Almost every time I speak at any workshop on higher education leadership, I am asked, “What keeps you awake at night?”
While the question is anticipated, I always pause before answering. I could easily say that finding a way to prepare the underserved population for tomorrow’s social and economic needs worries me the most. We have yet to close the achievement gaps of our Hispanic and African American students and, without their full participation in the workforce, we have no hope of keeping America competitive.
Or I could point to the financial model of higher education, which, to say the least, is unsustainable. According to a Chronicle of Higher Education survey, 400 small private colleges and regional public colleges failed to meet their financial bottom line last year as their enrollment dropped or tuition collection declined.
I could call attention to the various disruptive technologies, like MOOCS, that are knocking loudly on our universities’ doors and demanding serious consideration. While no single force has offered a viable alternative to the traditional university model, their collective impact is surely about to change the higher education landscape forever.

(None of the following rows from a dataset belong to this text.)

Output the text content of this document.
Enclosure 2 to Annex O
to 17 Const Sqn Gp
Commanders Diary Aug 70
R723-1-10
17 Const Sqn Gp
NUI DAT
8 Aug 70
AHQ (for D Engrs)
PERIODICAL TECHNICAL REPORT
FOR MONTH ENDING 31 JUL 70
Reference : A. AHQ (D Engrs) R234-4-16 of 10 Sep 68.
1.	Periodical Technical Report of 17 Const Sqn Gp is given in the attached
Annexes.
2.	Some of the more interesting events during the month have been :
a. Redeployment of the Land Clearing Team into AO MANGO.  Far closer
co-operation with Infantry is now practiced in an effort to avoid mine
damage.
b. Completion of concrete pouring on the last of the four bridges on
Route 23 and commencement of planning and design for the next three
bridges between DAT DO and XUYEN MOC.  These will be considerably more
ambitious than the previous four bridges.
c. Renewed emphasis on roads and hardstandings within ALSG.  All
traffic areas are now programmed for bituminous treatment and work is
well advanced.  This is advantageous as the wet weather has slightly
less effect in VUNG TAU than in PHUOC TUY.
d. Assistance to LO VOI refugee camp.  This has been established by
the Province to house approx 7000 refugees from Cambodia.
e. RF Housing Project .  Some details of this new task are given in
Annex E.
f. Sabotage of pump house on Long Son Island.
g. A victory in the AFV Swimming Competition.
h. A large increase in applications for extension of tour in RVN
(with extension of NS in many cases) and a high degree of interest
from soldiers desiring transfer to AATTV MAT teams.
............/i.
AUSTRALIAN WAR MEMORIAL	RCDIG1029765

Preparing my institution for the turbulent waters ahead is certainly something worth losing a night’s sleep over.
Or, finally, I could cite the increasing burden of federal regulations or court rulings that, as well intentioned as they may be, are reshaping the scope of our mission.
In reality, each one of these issues is more than sufficient to keep any university president up at night. But there is one that worries me the most – and it concerns losing our ability to assemble the world’s best talent.
Generally speaking, there are two types of universities. One has as its primary purpose providing access to higher education at an affordable cost. These institutions are fundamental to our survival. But then there are also those universities that are the repositories of the world’s best talent – people who are obsessed with breaking boundaries, expanding horizons and seeking knowledge. No, I am not talking about sponsored research or writing books. I am talking about those academic Olympians for whom research and discovery are as natural as breathing. They are motivated by their passion and rewarded by their own work. They live for the “Eureka!” moment.
Today, America is the breeding ground for these passionate innovators from all around the world. They come here because American universities provide them the best environment in which to practice their discipline and satisfy their craving for inquiry and examination. To these people, the most important thing is the supportive system, one which provides the tools of exploration and the teams of similar-minded people. They will travel far and live where little is familiar to them just as long as they get the opportunity to pursue their passion.
When Asian universities were at their pinnacle several centuries ago, it was because they had succeeded in creating that magical environment and assembling that talent. Indian Vedic scriptures written thousands of years ago include the mention of such scholars and disciples travelling from all around the world to gather in scholarly communities. Similarly, European universities reached their zenith because they were able to attract the best talent from every continent.
For decades now, America has enjoyed that coveted position in the world. People leave the comfort of their language and food and family to cast their lot with American universities, first as graduate students and then as professors. The fire of intellectual curiosity burns in their bellies. They have given America the edge that at one point in time Asia and Europe previously enjoyed.
Are we at risk of losing that preeminence? What would it take for these Olympian academics from other countries to pack their bags and move on in search of another place that provides that enabling environment? What might turn the tide?
Facilities? No, because many countries today have far better laboratories than any university in America can provide.
Money? No, because many countries can provide far more discretionary funding than we can.
In reality, it is primarily the guarantee of having similar-minded, similarly-dedicated people that keeps these exceptional scholars and researchers here in America. If any other nation becomes able to attract enough of these gifted and driven people – to provide a similar guarantee, as it were – the trend could reverse. These dedicated discoverers of knowledge will move on to wherever they find the best tools and teams to quench their thirst.
All research is not same. All researchers are not same. All discoveries are not same. So, you ask, what keeps me up at night? Thinking about how we can continue to nurture those who are so productively consumed by intellectual curiosity. As long as we have the best talent here, I am convinced we can find solutions to everything else. Holding on to that talent is crucial … and we better not doze off.